Ohhh, she was hot one, close to Rachel Welch or Michele Carey. My favorite was Anne-Margret in the Train Robbers. Real life, you’d have to vote for Mary Fields (Stagecoach Mary).


----------



## luvmygdaughters

John Wayne, Ben Johnson, Richard Farnsworth, Clint Walker, Clint Eastwood


----------



## NextJen

Annie Oakley - I know, not a cowboy, but since women were brought up...


----------



## Yooper

Grumpy said:


>


If you haven't read up on the phrase, please let me recommend it. It's well worth the time.

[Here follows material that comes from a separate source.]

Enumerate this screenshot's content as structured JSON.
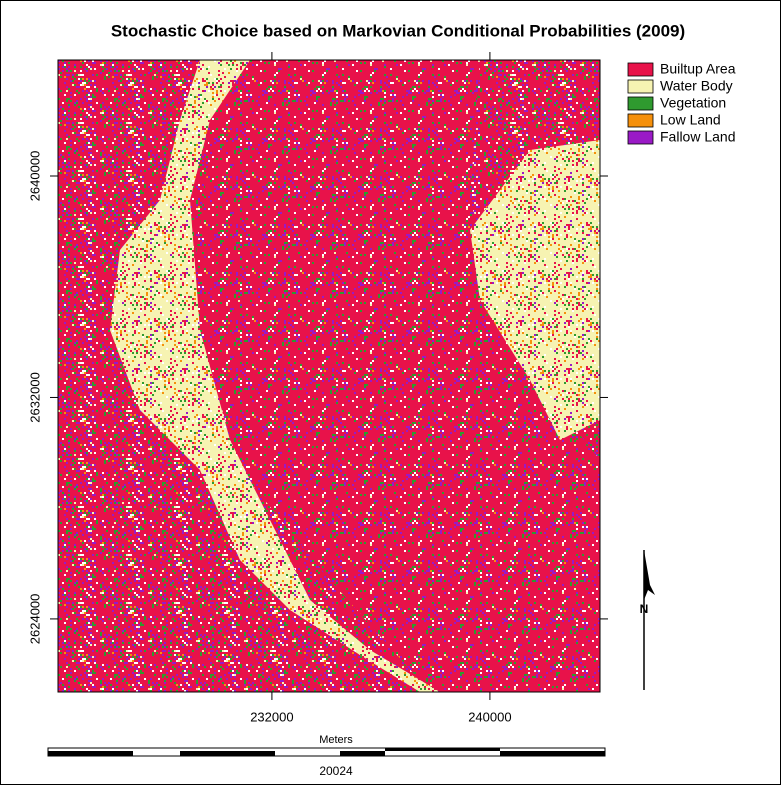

Bottom line, a very cool phrase. Sorry it went out of style. And if I understand it correctly, may be why Huckleberry Finn was so named.

--- End of line (MCP)


----------



## Yooper

To add to my _Bite The Bullet_ post:






If you know the movie you remember this was a GREAT scene!

--- End of line (MCP)


----------



## littlelady

Does the Lone Ranger and Tonto count?  Seems appropriate in this day and age.  Hi ho, Silver!

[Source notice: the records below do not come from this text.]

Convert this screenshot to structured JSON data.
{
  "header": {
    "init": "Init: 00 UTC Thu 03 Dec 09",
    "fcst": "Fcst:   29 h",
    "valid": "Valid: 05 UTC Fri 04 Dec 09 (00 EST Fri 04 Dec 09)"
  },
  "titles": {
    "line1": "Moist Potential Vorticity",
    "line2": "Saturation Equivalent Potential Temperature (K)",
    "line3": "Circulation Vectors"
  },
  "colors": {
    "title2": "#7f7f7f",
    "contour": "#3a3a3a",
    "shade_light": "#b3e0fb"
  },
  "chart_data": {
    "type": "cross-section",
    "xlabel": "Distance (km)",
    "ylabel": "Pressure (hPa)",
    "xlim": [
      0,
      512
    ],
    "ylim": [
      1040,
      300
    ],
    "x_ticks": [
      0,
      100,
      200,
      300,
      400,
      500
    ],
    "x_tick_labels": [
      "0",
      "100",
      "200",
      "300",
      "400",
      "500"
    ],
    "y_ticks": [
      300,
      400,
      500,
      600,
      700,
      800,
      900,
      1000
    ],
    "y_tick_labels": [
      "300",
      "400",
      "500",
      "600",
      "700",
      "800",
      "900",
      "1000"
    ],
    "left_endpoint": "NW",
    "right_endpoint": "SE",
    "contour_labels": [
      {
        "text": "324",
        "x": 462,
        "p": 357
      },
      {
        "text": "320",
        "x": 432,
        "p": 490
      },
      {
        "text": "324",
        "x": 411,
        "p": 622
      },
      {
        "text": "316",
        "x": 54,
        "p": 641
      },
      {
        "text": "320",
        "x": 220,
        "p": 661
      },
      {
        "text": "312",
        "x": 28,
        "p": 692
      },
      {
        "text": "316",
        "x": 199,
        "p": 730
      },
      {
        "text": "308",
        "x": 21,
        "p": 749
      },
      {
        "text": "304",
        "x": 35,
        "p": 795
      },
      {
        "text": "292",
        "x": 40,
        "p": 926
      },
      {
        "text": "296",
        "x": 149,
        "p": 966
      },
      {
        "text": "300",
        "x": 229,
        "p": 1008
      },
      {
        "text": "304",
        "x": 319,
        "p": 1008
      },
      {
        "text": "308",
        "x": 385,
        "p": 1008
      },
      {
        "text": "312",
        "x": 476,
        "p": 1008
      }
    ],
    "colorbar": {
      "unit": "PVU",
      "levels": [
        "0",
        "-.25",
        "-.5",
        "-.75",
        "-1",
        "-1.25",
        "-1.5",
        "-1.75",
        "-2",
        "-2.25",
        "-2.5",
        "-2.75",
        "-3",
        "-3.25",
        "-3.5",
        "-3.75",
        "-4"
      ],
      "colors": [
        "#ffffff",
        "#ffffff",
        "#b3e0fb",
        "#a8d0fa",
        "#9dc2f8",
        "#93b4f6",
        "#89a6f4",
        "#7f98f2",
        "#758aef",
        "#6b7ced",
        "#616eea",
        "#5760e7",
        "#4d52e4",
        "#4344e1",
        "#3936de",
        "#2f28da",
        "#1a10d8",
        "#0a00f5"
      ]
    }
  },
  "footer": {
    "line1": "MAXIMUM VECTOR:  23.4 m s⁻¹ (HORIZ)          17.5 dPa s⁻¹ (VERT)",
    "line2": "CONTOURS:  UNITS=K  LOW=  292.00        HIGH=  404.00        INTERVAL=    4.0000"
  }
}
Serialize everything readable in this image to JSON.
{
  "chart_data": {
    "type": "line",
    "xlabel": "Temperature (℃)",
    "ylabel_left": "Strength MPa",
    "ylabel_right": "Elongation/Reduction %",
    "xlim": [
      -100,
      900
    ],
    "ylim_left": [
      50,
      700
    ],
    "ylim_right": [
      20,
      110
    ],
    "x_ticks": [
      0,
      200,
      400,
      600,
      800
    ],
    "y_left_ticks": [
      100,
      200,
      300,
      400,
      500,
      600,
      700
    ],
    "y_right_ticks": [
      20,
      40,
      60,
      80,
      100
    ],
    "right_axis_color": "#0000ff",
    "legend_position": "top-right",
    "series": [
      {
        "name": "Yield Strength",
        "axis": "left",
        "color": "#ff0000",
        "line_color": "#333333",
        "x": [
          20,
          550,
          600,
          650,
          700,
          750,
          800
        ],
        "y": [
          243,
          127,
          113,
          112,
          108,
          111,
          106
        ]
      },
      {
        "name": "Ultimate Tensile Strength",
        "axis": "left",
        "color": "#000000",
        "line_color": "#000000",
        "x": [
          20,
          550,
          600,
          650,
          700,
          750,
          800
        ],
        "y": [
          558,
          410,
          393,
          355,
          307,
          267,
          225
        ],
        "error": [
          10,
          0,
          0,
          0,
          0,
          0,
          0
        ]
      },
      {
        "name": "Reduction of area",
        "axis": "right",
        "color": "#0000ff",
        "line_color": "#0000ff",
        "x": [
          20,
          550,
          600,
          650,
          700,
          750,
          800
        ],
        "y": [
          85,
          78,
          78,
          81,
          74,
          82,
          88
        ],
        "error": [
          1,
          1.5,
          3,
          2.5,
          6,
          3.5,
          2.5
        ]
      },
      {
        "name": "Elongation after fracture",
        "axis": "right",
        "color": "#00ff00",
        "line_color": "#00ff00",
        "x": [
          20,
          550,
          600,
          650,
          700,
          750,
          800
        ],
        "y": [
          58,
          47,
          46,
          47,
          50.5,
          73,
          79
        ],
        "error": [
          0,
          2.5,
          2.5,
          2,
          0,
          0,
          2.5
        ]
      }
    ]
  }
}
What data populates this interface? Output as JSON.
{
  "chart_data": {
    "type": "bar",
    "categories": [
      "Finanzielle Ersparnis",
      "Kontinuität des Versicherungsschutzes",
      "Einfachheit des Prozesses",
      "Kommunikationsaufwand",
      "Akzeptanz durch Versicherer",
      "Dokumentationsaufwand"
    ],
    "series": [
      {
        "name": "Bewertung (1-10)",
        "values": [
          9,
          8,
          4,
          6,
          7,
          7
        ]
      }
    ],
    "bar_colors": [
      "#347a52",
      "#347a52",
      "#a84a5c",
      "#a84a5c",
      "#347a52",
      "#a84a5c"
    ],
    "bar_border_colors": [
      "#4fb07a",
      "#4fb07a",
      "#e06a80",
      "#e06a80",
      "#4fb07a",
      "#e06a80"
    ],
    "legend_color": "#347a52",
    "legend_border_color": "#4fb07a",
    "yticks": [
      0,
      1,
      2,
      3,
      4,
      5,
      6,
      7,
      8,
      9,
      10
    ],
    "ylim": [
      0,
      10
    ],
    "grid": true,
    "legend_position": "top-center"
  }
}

						Lone Ranger - Wikipedia
					






					en.m.wikipedia.org


----------



## Kyle

Lucas McCain


----------



## Monello

Kyle said:


> One of my all time favorite three spaghettis.


I got a steady diet of spaghetti westerns when I was stationed in Italy.  The AFRTS signal didn't make it to my little burg, so it was local TV or AFRTS radio.  But it did help me to learn the language.  The dubbed US movies were the best.  The final scene or Rocky, where he was calling out for Adrian missed by a mile.  

In regards to the radio, Man I miss Paul Harvey & Howard Cosell commentary.


----------



## ginwoman

Matt Dillon, Michael Landon


----------



## Clem72

What, no love for these guys?


----------



## stgislander

Clem72 said:


> What, no love for these guys?
> 
> View attachment 136113


Sorry.  No love ever for Chevy Chase.


----------



## jazz lady

Robert Redford in The Electric Cowboy


----------



## Monello

Clem72 said:


> What, no love for these guys?
> 
> View attachment 136113


Cultural appropriations, Hollywood style.


----------



## Merlin99

I'm going with all of the cheerleaders.


----------



## Yooper

Merlin99 said:


> I'm going with all of the cheerleaders.


I like what you did there. Caused a momentary fluctuation in The Force!

--- End of line (MCP)


----------



## wharf rat

...


----------



## Clem72

stgislander said:


> Sorry.  No love ever for Chevy Chase.



What's the reason? I know he is notoriously an *******, but that's also why he plays one se well on tv/film.


----------



## RoseRed

__





						rhinestone cowboy - Search
					






					www.bing.com
				



...


----------



## PeoplesElbow

No Lee Van Cleef?  

Everything about the final scene in For a Few Dollars More is a masterpiece.  The one in The Good, the Bad, and the Ugly was no slouch either.


----------